Remove the top of the new hive box and place the queen cage on top of the frames in the hive and see what the reaction is of the nurse and new bees is. If they immediately attack or swarm over the cage forming a ball you will need to wait a day longer to introduce her. Let them calm down some more and try again. They will eventually just go on the cage, attracted to her pheromones, and walk around and return to the frames going about their tasks. Now they are more desperate for a new queen and should accept her. There is never a guarantee that they will accept her though, but it is a chance you have to take.

Once you are confident that they are ok with the new queen, you will place the cage as shown in the above line drawing. Always leave the candy end up, so that if one of the attendant bees in the cage dies, they won't block the candy end.

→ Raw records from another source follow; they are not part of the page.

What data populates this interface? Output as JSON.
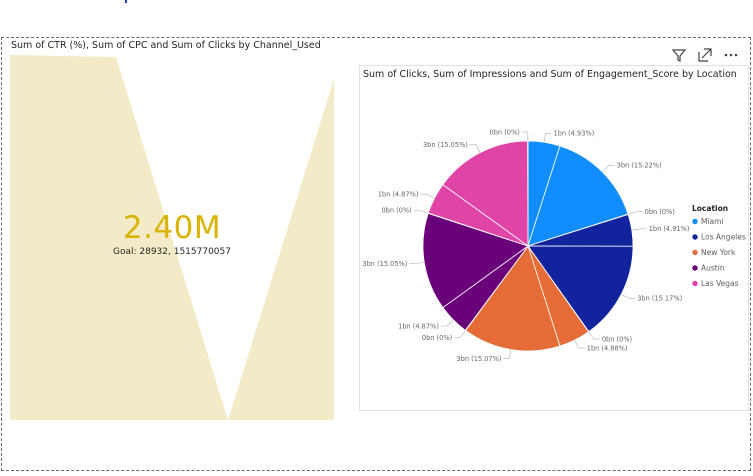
{
  "gauge_visual": {
    "title": "Sum of CTR (%), Sum of CPC and Sum of Clicks by Channel_Used",
    "value_label": "2.40M",
    "goal_label": "Goal: 28932, 1515770057",
    "fill_color": "#f3ebc8"
  },
  "header_icons": [
    "filter-icon",
    "focus-mode-icon",
    "more-options-icon"
  ],
  "chart_data": {
    "type": "pie",
    "title": "Sum of Clicks, Sum of Impressions and Sum of Engagement_Score by Location",
    "legend_title": "Location",
    "legend_position": "right",
    "legend": [
      {
        "name": "Miami",
        "color": "#118dff"
      },
      {
        "name": "Los Angeles",
        "color": "#12239e"
      },
      {
        "name": "New York",
        "color": "#e66c37"
      },
      {
        "name": "Austin",
        "color": "#6b007b"
      },
      {
        "name": "Las Vegas",
        "color": "#e044a7"
      }
    ],
    "slices": [
      {
        "label": "1bn (4.93%)",
        "percent": 4.93,
        "color": "#118dff"
      },
      {
        "label": "3bn (15.22%)",
        "percent": 15.22,
        "color": "#118dff"
      },
      {
        "label": "0bn (0%)",
        "percent": 0.05,
        "color": "#118dff"
      },
      {
        "label": "1bn (4.91%)",
        "percent": 4.91,
        "color": "#12239e"
      },
      {
        "label": "3bn (15.17%)",
        "percent": 15.17,
        "color": "#12239e"
      },
      {
        "label": "0bn (0%)",
        "percent": 0.05,
        "color": "#12239e"
      },
      {
        "label": "1bn (4.88%)",
        "percent": 4.88,
        "color": "#e66c37"
      },
      {
        "label": "3bn (15.07%)",
        "percent": 15.07,
        "color": "#e66c37"
      },
      {
        "label": "0bn (0%)",
        "percent": 0.05,
        "color": "#e66c37"
      },
      {
        "label": "1bn (4.87%)",
        "percent": 4.87,
        "color": "#6b007b"
      },
      {
        "label": "3bn (15.05%)",
        "percent": 15.05,
        "color": "#6b007b"
      },
      {
        "label": "0bn (0%)",
        "percent": 0.05,
        "color": "#6b007b"
      },
      {
        "label": "1bn (4.87%)",
        "percent": 4.87,
        "color": "#e044a7"
      },
      {
        "label": "3bn (15.05%)",
        "percent": 15.05,
        "color": "#e044a7"
      },
      {
        "label": "0bn (0%)",
        "percent": 0.05,
        "color": "#e044a7"
      }
    ]
  }
}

The hive workers will start to remove the candy that plugs the entrance to the queen cage to release her over the next few days, in the meantime feeding the new queen through the screen. Hopefully, now you will have a happy hive and they will prosper and multiply in the years to come.

With the decline of bees in recent years, it will be important for commercial beekeepers (as well as the novice keeper) in propagating bees that are essential for life here on our planet.

My thanks to Mike at MikesBeesAndHoney.com for all of his help and understanding for this novice beekeeper, and for the healthy queen that he supplied.